About the Production

The publication was carried out over a period of just over twenty years during which the entire archive was scanned at Steidl and Little Steidl using Heidelberg drum scanners equipped with a rare analog photo-multiplier technology. The scans were made in the largest color space available today (LAB), allowing for an unusually extensive information capture that ensures not only the preservation of deteriorating sources but also that print reproduction can be carried out at the highest quality. Supplementary sources were created and assembled to fill in gaps in the archive.

Making Things Moving Places was developed and realized in a manner that runs parallel to Seator’s own labor- and observation-intensive work process. The archiving, editing, design, typography, image restoration/reproduction, separations, and proofing were all carried out personally by the author/editor of the work.

About the Author

Nina Holland is the owner and director of Little Steidl Verlag in Göttingen, Germany, where she devotes herself to carrying the Steidl publishing tradition into a second generation. Her work in bookmaking extends to all areas of the discipline, including editing, design, image reproduction, printing, and binding. Her collaboration with Gerhard Steidl began in 2002 with the Glen Seator catalogue raisonné. She launched Little Steidl first as an imprint of Steidl in 2005, and relocated to Göttingen in 2011 to pursue a seven-year-long master’s apprenticeship in printing at Steidl while developing Little Steidl into a separate publishing house with its own independent production facilities.

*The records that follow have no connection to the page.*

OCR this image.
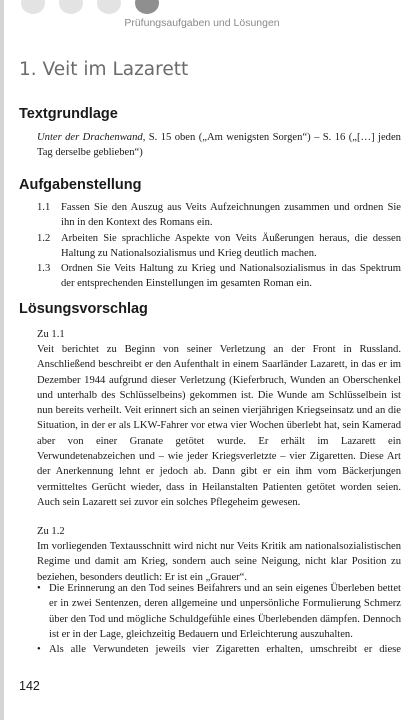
Prüfungsaufgaben und Lösungen
1. Veit im Lazarett
Textgrundlage

Unter der Drachenwand, S. 15 oben („Am wenigsten Sorgen“) – S. 16 („[…] jeden Tag derselbe geblieben“)

Aufgabenstellung
1.1	Fassen Sie den Auszug aus Veits Aufzeichnungen zusammen und ordnen Sie ihn in den Kontext des Romans ein.
1.2	Arbeiten Sie sprachliche Aspekte von Veits Äußerungen heraus, die dessen Haltung zu Nationalsozialismus und Krieg deutlich machen.
1.3	Ordnen Sie Veits Haltung zu Krieg und Nationalsozialismus in das Spektrum der entsprechenden Einstellungen im gesamten Roman ein.
Lösungsvorschlag
Zu 1.1

Veit berichtet zu Beginn von seiner Verletzung an der Front in Russland. Anschließend beschreibt er den Aufenthalt in einem Saarländer Lazarett, in das er im Dezember 1944 aufgrund dieser Verletzung (Kieferbruch, Wunden an Oberschenkel und unterhalb des Schlüsselbeins) gekommen ist. Die Wunde am Schlüsselbein ist nun bereits verheilt. Veit erinnert sich an seinen vierjährigen Kriegseinsatz und an die Situation, in der er als LKW-Fahrer vor etwa vier Wochen überlebt hat, sein Kamerad aber von einer Granate getötet wurde. Er erhält im Lazarett ein Verwundetenabzeichen und – wie jeder Kriegsverletzte – vier Zigaretten. Diese Art der Anerkennung lehnt er jedoch ab. Dann gibt er ein ihm vom Bäckerjungen vermitteltes Gerücht wieder, dass in Heilanstalten Patienten getötet worden seien. Auch sein Lazarett sei zuvor ein solches Pflegeheim gewesen.

Zu 1.2

Im vorliegenden Textausschnitt wird nicht nur Veits Kritik am nationalsozialistischen Regime und damit am Krieg, sondern auch seine Neigung, nicht klar Position zu beziehen, besonders deutlich: Er ist ein „Grauer“.

• Die Erinnerung an den Tod seines Beifahrers und an sein eigenes Überleben bettet er in zwei Sentenzen, deren allgemeine und unpersönliche Formulierung Schmerz über den Tod und mögliche Schuldgefühle eines Überlebenden dämpfen. Dennoch ist er in der Lage, gleichzeitig Bedauern und Erleichterung auszuhalten.
• Als alle Verwundeten jeweils vier Zigaretten erhalten, umschreibt er diese
142
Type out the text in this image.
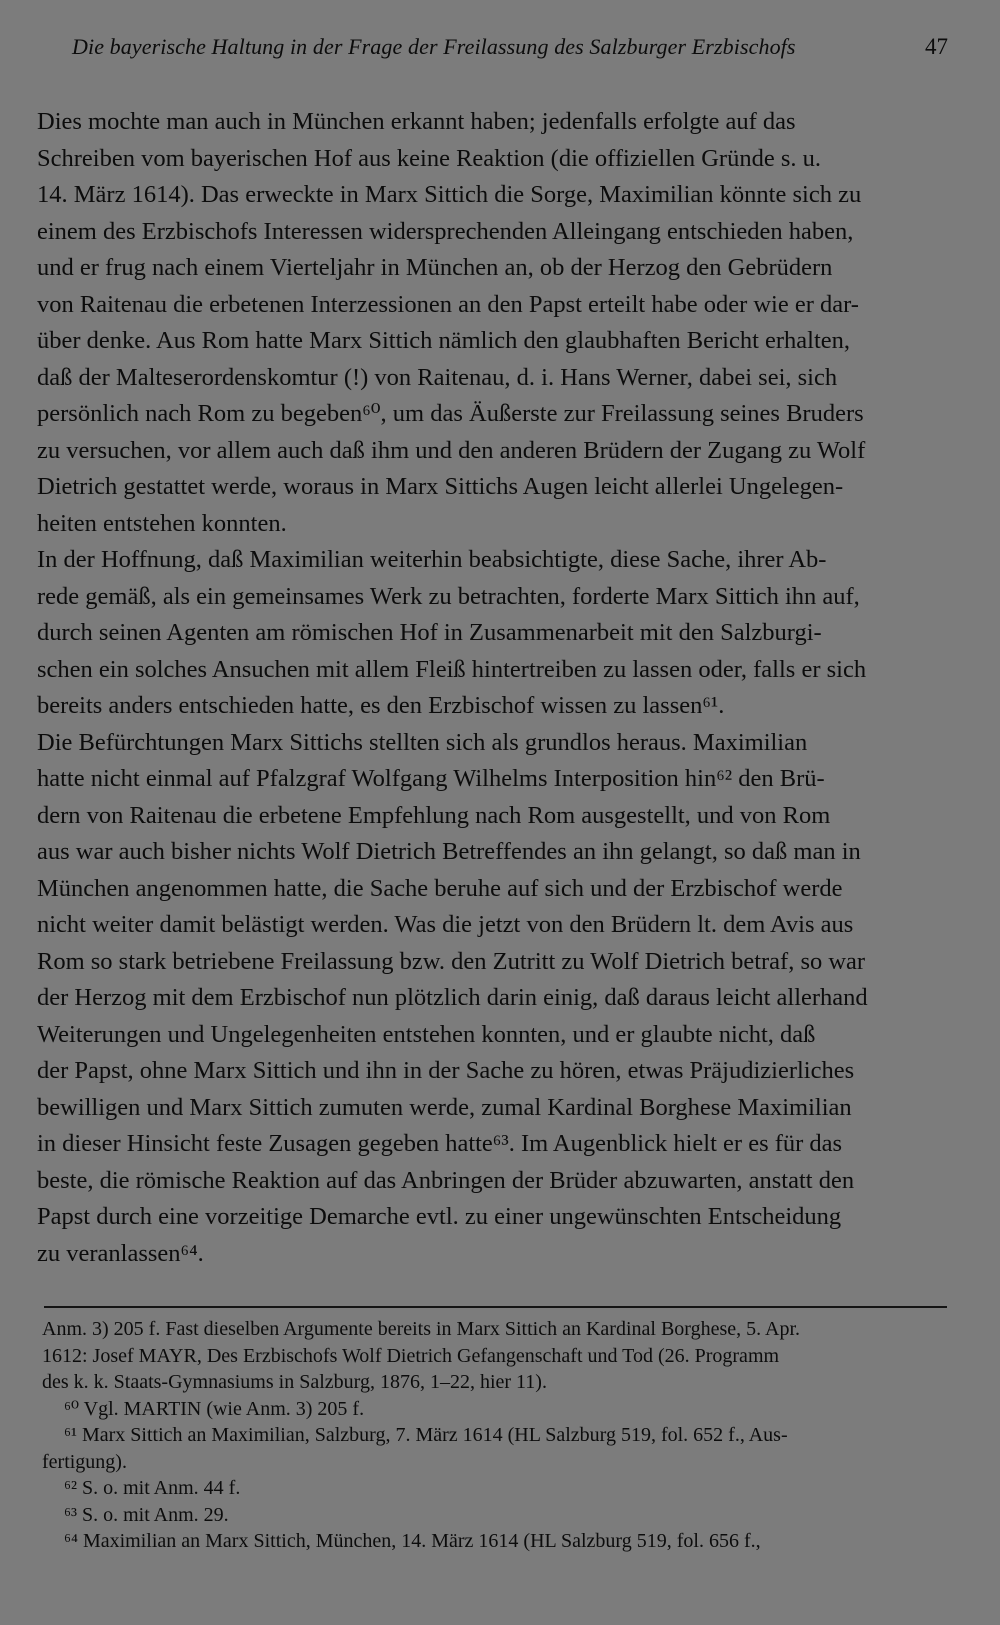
Die bayerische Haltung in der Frage der Freilassung des Salzburger Erzbischofs	47
Dies mochte man auch in München erkannt haben; jedenfalls erfolgte auf das
Schreiben vom bayerischen Hof aus keine Reaktion (die offiziellen Gründe s. u.
14. März 1614). Das erweckte in Marx Sittich die Sorge, Maximilian könnte sich zu
einem des Erzbischofs Interessen widersprechenden Alleingang entschieden haben,
und er frug nach einem Vierteljahr in München an, ob der Herzog den Gebrüdern
von Raitenau die erbetenen Interzessionen an den Papst erteilt habe oder wie er dar-
über denke. Aus Rom hatte Marx Sittich nämlich den glaubhaften Bericht erhalten,
daß der Malteserordenskomtur (!) von Raitenau, d. i. Hans Werner, dabei sei, sich
persönlich nach Rom zu begeben⁶⁰, um das Äußerste zur Freilassung seines Bruders
zu versuchen, vor allem auch daß ihm und den anderen Brüdern der Zugang zu Wolf
Dietrich gestattet werde, woraus in Marx Sittichs Augen leicht allerlei Ungelegen-
heiten entstehen konnten.
In der Hoffnung, daß Maximilian weiterhin beabsichtigte, diese Sache, ihrer Ab-
rede gemäß, als ein gemeinsames Werk zu betrachten, forderte Marx Sittich ihn auf,
durch seinen Agenten am römischen Hof in Zusammenarbeit mit den Salzburgi-
schen ein solches Ansuchen mit allem Fleiß hintertreiben zu lassen oder, falls er sich
bereits anders entschieden hatte, es den Erzbischof wissen zu lassen⁶¹.
Die Befürchtungen Marx Sittichs stellten sich als grundlos heraus. Maximilian
hatte nicht einmal auf Pfalzgraf Wolfgang Wilhelms Interposition hin⁶² den Brü-
dern von Raitenau die erbetene Empfehlung nach Rom ausgestellt, und von Rom
aus war auch bisher nichts Wolf Dietrich Betreffendes an ihn gelangt, so daß man in
München angenommen hatte, die Sache beruhe auf sich und der Erzbischof werde
nicht weiter damit belästigt werden. Was die jetzt von den Brüdern lt. dem Avis aus
Rom so stark betriebene Freilassung bzw. den Zutritt zu Wolf Dietrich betraf, so war
der Herzog mit dem Erzbischof nun plötzlich darin einig, daß daraus leicht allerhand
Weiterungen und Ungelegenheiten entstehen konnten, und er glaubte nicht, daß
der Papst, ohne Marx Sittich und ihn in der Sache zu hören, etwas Präjudizierliches
bewilligen und Marx Sittich zumuten werde, zumal Kardinal Borghese Maximilian
in dieser Hinsicht feste Zusagen gegeben hatte⁶³. Im Augenblick hielt er es für das
beste, die römische Reaktion auf das Anbringen der Brüder abzuwarten, anstatt den
Papst durch eine vorzeitige Demarche evtl. zu einer ungewünschten Entscheidung
zu veranlassen⁶⁴.
Anm. 3) 205 f. Fast dieselben Argumente bereits in Marx Sittich an Kardinal Borghese, 5. Apr.
1612: Josef MAYR, Des Erzbischofs Wolf Dietrich Gefangenschaft und Tod (26. Programm
des k. k. Staats-Gymnasiums in Salzburg, 1876, 1–22, hier 11).
⁶⁰ Vgl. MARTIN (wie Anm. 3) 205 f.
⁶¹ Marx Sittich an Maximilian, Salzburg, 7. März 1614 (HL Salzburg 519, fol. 652 f., Aus-
fertigung).
⁶² S. o. mit Anm. 44 f.
⁶³ S. o. mit Anm. 29.
⁶⁴ Maximilian an Marx Sittich, München, 14. März 1614 (HL Salzburg 519, fol. 656 f.,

She has worked in long-term collaboration with many contemporary artists, including Lawrence Weiner, Robert Therrien, Chuck Close, John Baldessari, Graciela Iturbide, Greg Colson, Jan von Holleben, Anthony Wilson, and Glen Seator. Her printing work is specialized in the area of experimental and bespoke printing processes that she develops for individual artists. Holland’s work on the Glen Seator catalogue raisonné has garnered major grants from the Andy Warhol Foundation, the Graham Foundation for Advanced Studies in the Fine Arts, the Judith Rothschild Foundation, and the Peter and Carmen Lucia Buck Foundation along with early project development support from the Getty Research Institute.

Holland studied visual art, music, and music theory from her early childhood, attending California Institute of the Arts (CalArts) in her youth, then the conservatory high school for the arts, Crossroads, in Los Angeles, followed by Sarah Lawrence College, where she earned her B.A. with a concentration in critical theory and comparative literature. She was awarded the Serranus Clinton Hastings Fellowship to study legal theory at Hastings College of the Law, and after two years, returned to art as editor and consultant for a broad range of publication, exhibition, and development projects for arts institutions, artists, and architects, including David Wilson/Museum of Jurassic Technology, the Getty Research Institute, and MAK Museum für angewandte Kunst (Museum of Applied Art) in Vienna before her path converged with Steidl’s.